🤖 AI Summary
Global food health claims originate from heterogeneous, unverified sources, lacking a unified, traceable infrastructure. To address this, we propose the Food Claims Traceability Network (FCN), an extension of the Indian Food Knowledge Graph (FKG.in), establishing the first traceability framework specifically designed for food health claims. Methodologically, we design a domain-specific ontology and integrate Reddit-based data mining, large language model–driven information extraction, source-aware knowledge fusion, and knowledge graph construction to enable cross-cultural, multi-source structural modeling and provenance tracking of claims.
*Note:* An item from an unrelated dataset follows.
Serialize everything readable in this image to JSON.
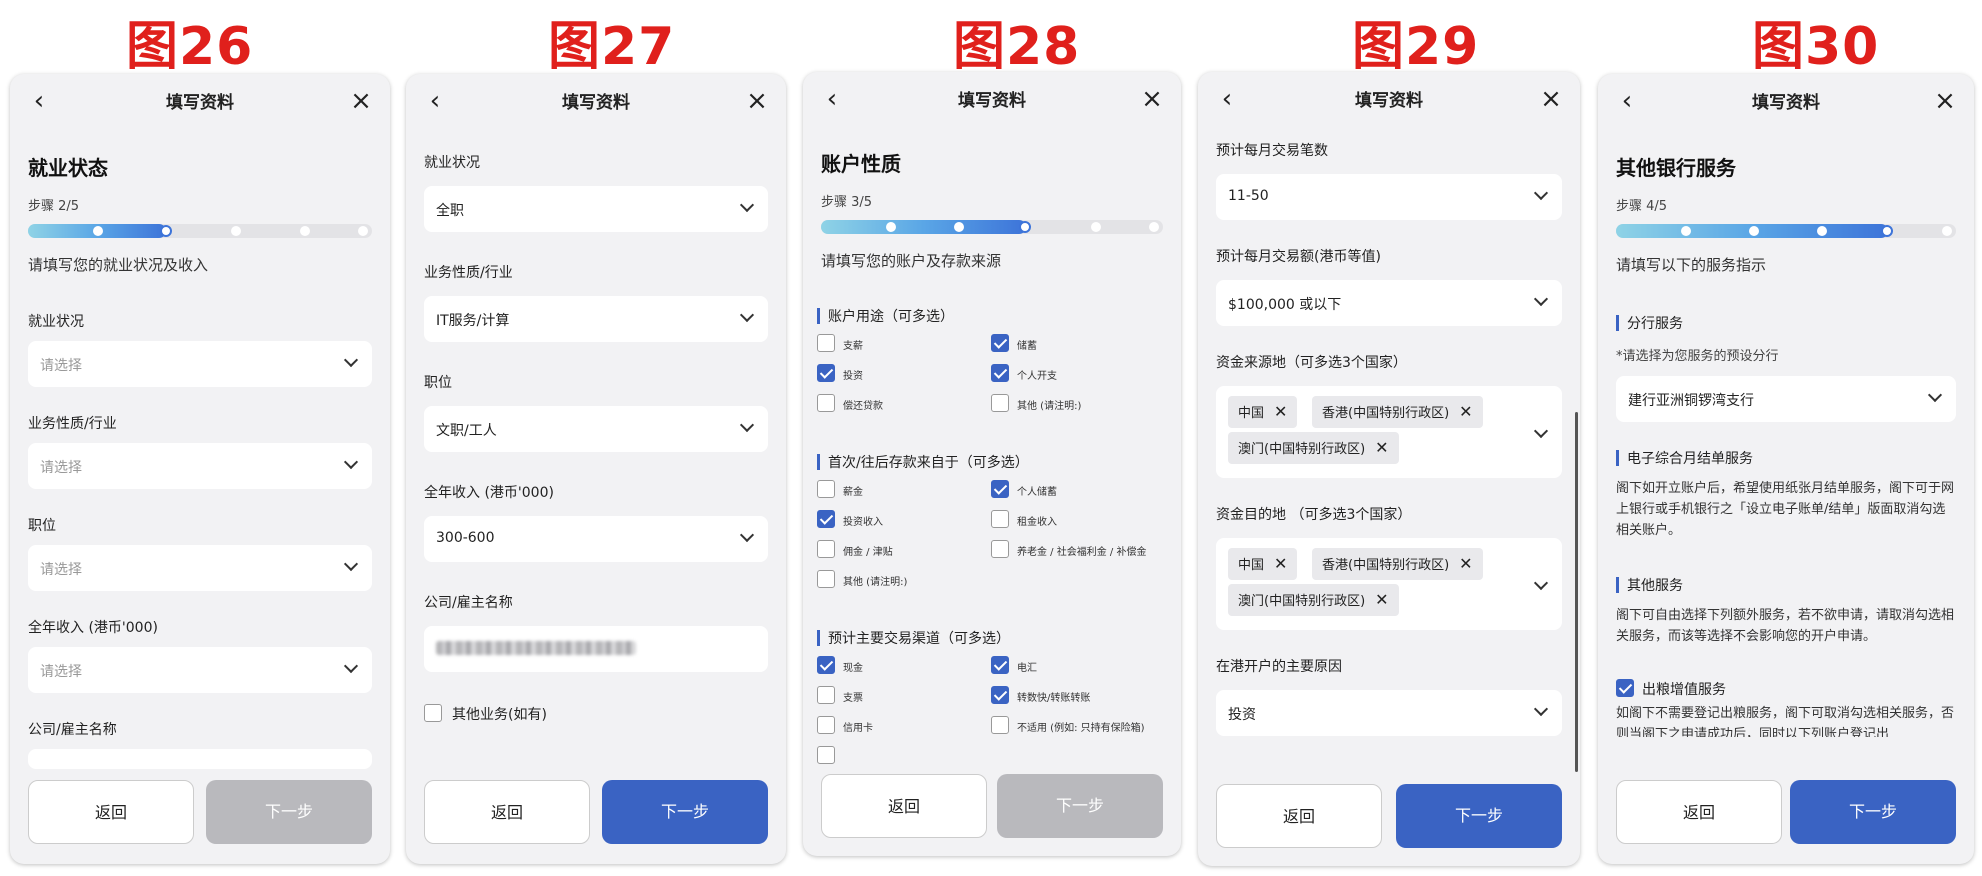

Our contributions are threefold: (1) a three-tier traceability mechanism linking claims to supporting evidence and original sources; (2) an end-to-end proof-of-concept system—FKG.in-FCN—that automatically extracts claims from unstructured text, assesses their credibility, and anchors them in contextual provenance; and (3) substantial improvements in dietary information transparency and scientific verifiability.
📝 Abstract
The global food landscape is rife with scientific, cultural, and commercial claims about what foods are, what they do, what they should not do, or should not do. These range from rigorously studied health benefits (probiotics improve gut health) and misrepresentations (soaked almonds make one smarter) to vague promises (superfoods boost immunity) and culturally rooted beliefs (cold foods cause coughs). Despite their widespread influence, the infrastructure for tracing, verifying, and contextualizing these claims remains fragmented and underdeveloped. In this paper, we propose a Food Claim-Traceability Network (FCN) as an extension of FKG.in, a knowledge graph of Indian food that we have been incrementally building. We also present the ontology design and the semi-automated knowledge curation workflow that we used to develop a proof of concept of FKG.in-FCN using Reddit data and Large Language Models. FCN integrates curated data inputs, structured schemas, and provenance-aware pipelines for food-related claim extraction and validation. While directly linked to the Indian food knowledge graph as an application, our methodology remains application-agnostic and adaptable to other geographic, culinary, or regulatory settings. By modeling food claims and their traceability in a structured, verifiable, and explainable way, we aim to contribute to more transparent and accountable food knowledge ecosystems, supporting researchers, policymakers, and most importantly, everyday consumers in navigating a world saturated with dietary assertions.